Self-Assembled Gyroidal Mesoporous Polymer-Derived High Temperature Ceramic Monoliths

Polymer-derived ceramics (PDCs) have enabled the development of nonoxide ceramic coatings and fibers with exceptional thermo-mechanical stability. Here, we report the self-assembly based synthesis of gyroidal (space group Q(230), Ia (3) over bard) mesoporous silicon oxynitride ceramic monoliths by pyrolysis of blends of commercially available preceramic polysilazane with a structure-directing triblock terpolymer up to temperatures of 1000 degrees C. Monoliths had pore diameters of 9.4 +/- 1.1 nm and surface area of 160 m(2)/g.
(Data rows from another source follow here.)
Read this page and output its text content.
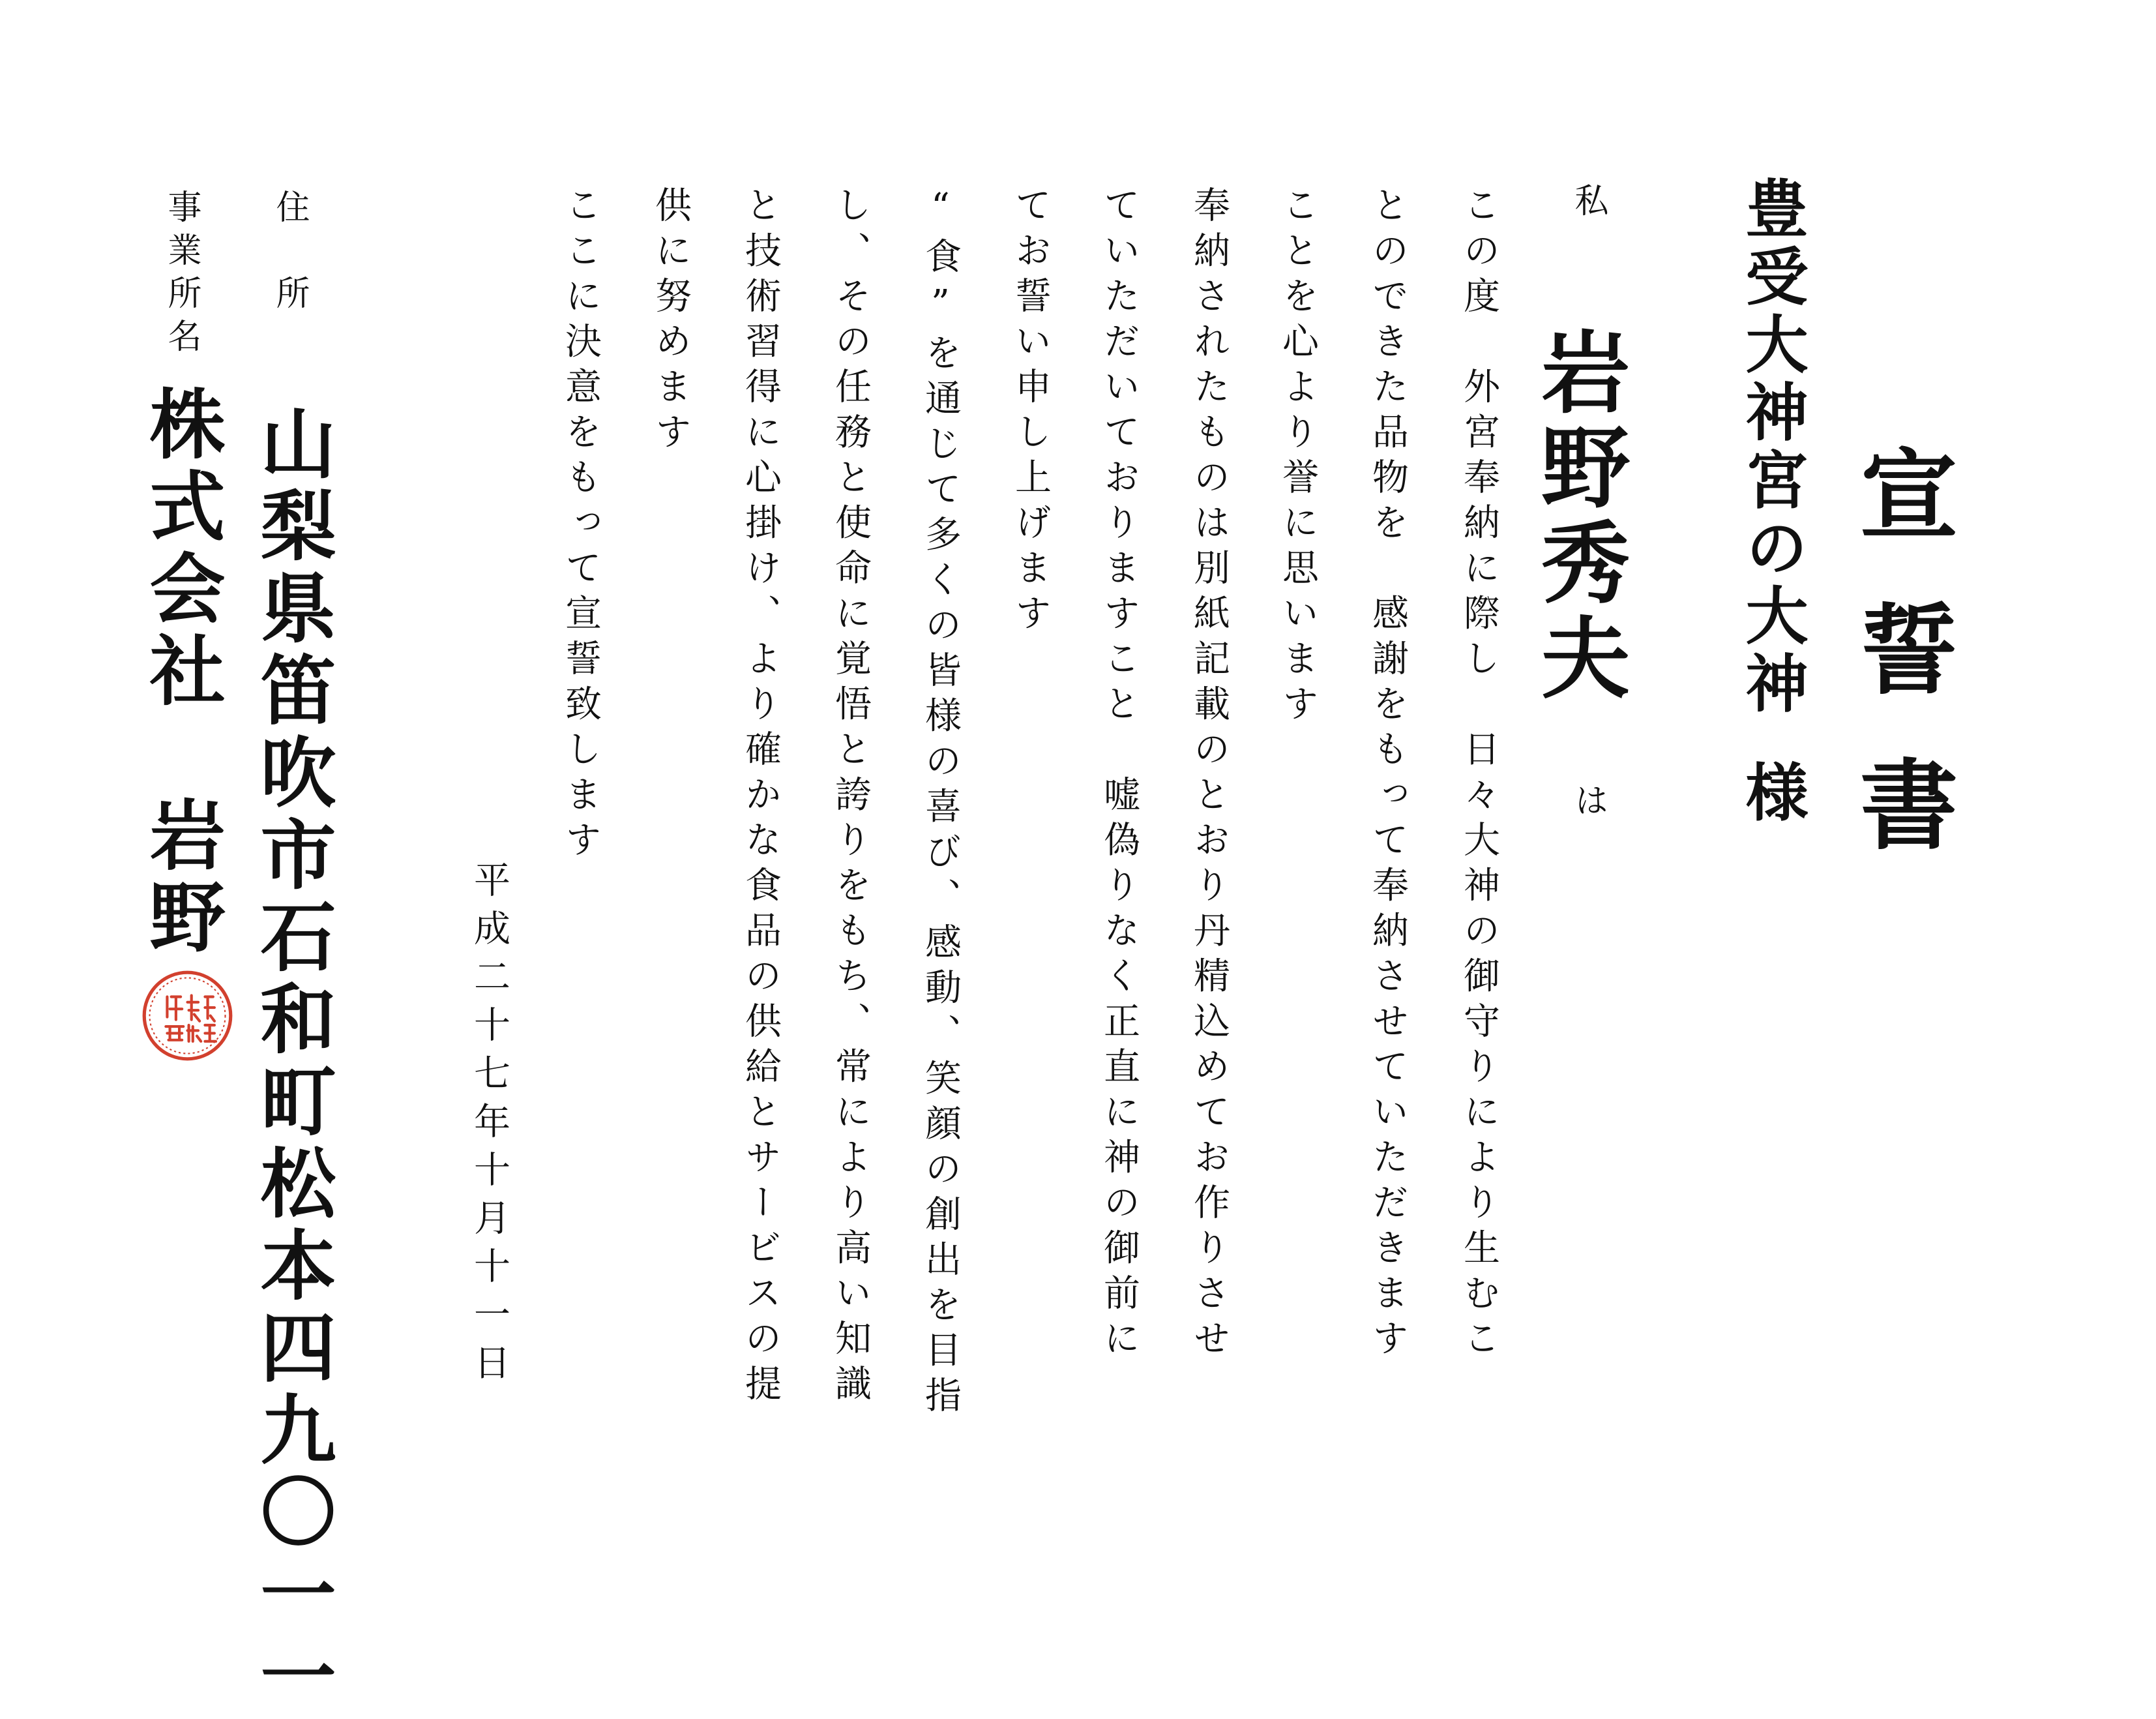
宣誓書
豊受大神宮の大神
様
私
岩野秀夫
は
この度　外宮奉納に際し　日々大神の御守りにより生むこ
とのできた品物を　感謝をもって奉納させていただきます
ことを心より誉に思います
奉納されたものは別紙記載のとおり丹精込めてお作りさせ
ていただいておりますこと　嘘偽りなく正直に神の御前に
てお誓い申し上げます
“食”を通じて多くの皆様の喜び、感動、笑顔の創出を目指
し、その任務と使命に覚悟と誇りをもち、常により高い知識
と技術習得に心掛け、より確かな食品の供給とサービスの提
供に努めます
ここに決意をもって宣誓致します
平成二十七年十月十一日
住　所
山梨県笛吹市石和町松本四九〇一一
事業所名
株式会社　岩野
The three-dimensionally (3D) ordered periodic pore structure of the as-made hybrids acts to relieve stresses by allowing the escape of gases formed during ceramization. This process in turn enables the retention of smooth monoliths during ceramization under ammonia, a process that both adds nitrogen to the material and removes carbon pyrolysis products. The monoliths are appealing for high-temperature applications such as catalyst supports and microelectromechanical system (MEMS) devices including gas and pressure sensors, as well as strong, stiff, and creep-resistant scaffolds for ordered interpenetrating phase composites.